Clinical Trial TitlePhase III trial to evaluate the efficacy & safety of MK-3475 (pembrolizumab) as adjuvant therapy for triple receptor-negative breast cancer with ≥ 1cm residual invasive cancer or positive lymph nodes (ypN+) after neoadjuvant chemotherapy.
National Clinical Trial Number:NCT02954874
Clinical Trial Protocol Description:
This study is accepting patients at both Rush University Medical Center and Rush Copley Medical Center. Please see contact information below to join the study at one location.
This randomized phase III trial studies how well experimental drug MK-3475 (also called pembrolizumab) works in treating triple-negative breast cancer. The purpose of this study is to compare the usual approach (example: no more treatment additional post-operative chemotherapy), to any effects, good and/or bad, of pembrolizumab after surgery. This study will allow the researchers to know whether treatment with pembrolizumab is better, the same, or worse than the usual approach.

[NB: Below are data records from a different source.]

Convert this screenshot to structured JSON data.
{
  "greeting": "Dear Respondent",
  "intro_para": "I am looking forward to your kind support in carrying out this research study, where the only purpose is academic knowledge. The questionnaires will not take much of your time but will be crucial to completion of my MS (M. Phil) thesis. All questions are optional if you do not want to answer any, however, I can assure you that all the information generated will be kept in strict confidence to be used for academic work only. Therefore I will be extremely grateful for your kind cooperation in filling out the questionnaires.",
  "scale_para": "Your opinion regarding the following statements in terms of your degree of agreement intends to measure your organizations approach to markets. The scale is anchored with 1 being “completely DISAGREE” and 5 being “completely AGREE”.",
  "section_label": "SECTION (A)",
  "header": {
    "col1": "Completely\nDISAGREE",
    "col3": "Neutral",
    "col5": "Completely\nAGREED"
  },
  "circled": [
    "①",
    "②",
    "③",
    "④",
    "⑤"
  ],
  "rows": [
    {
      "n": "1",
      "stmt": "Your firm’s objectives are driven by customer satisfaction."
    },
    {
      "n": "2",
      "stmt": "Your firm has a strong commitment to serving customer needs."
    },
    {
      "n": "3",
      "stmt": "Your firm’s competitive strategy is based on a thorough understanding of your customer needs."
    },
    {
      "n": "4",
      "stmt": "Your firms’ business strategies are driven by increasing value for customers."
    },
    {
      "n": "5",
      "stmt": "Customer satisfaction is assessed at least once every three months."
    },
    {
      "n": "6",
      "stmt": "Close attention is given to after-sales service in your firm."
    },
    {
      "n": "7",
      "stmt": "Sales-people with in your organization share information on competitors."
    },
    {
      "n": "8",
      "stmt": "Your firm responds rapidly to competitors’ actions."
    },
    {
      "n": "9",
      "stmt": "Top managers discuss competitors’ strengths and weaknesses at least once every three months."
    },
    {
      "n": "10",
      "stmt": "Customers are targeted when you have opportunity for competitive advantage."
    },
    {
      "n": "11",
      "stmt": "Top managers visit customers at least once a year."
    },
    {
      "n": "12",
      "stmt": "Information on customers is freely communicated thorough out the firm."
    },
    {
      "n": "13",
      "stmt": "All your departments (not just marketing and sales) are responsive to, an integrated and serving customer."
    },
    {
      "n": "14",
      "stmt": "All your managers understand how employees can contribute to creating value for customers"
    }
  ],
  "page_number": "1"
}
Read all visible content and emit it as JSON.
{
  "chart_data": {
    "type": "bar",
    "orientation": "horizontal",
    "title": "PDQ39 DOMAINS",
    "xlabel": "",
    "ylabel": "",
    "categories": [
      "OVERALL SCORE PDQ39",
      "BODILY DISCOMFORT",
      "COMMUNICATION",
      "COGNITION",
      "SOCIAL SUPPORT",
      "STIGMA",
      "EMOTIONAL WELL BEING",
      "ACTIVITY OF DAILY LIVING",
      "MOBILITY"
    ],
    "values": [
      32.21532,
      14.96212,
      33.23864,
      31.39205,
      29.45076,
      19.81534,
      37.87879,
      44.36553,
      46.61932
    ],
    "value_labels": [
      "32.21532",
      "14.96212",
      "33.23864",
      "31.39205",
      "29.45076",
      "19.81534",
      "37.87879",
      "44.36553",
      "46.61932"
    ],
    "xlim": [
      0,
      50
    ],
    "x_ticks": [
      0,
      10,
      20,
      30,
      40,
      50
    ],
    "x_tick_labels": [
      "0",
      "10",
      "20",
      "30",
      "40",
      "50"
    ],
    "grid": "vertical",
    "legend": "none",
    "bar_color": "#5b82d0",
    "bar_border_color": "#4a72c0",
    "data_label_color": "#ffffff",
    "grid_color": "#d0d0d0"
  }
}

Clinical Trial Eligibility Criteria:
In order to participate you must meet the following criteria:
- Have confirmed estrogen receptor (ER)-, progesterone receptor (PR)- and HER2-negative (triple-negative, TNBC) with residual invasive breast cancer.
- Have had neoadjuvant chemotherapy followed by surgery.
- Have completed your final breast surgery (rendering you free from disease) prior to screening registration.
You will be excluded from the study if any of the following criteria apply to you:
- Have metastatic disease.
- Have had prior immunotherapy with anti-PD-L1, anti-PD-1, anti-CTLA4 or similar drugs.
- Have active autoimmune disease that has required systemic treatment in past 2 years. (Replacement therapy is not considered a form of systemic treatment.)
This is a partial list of inclusion and exclusion criteria.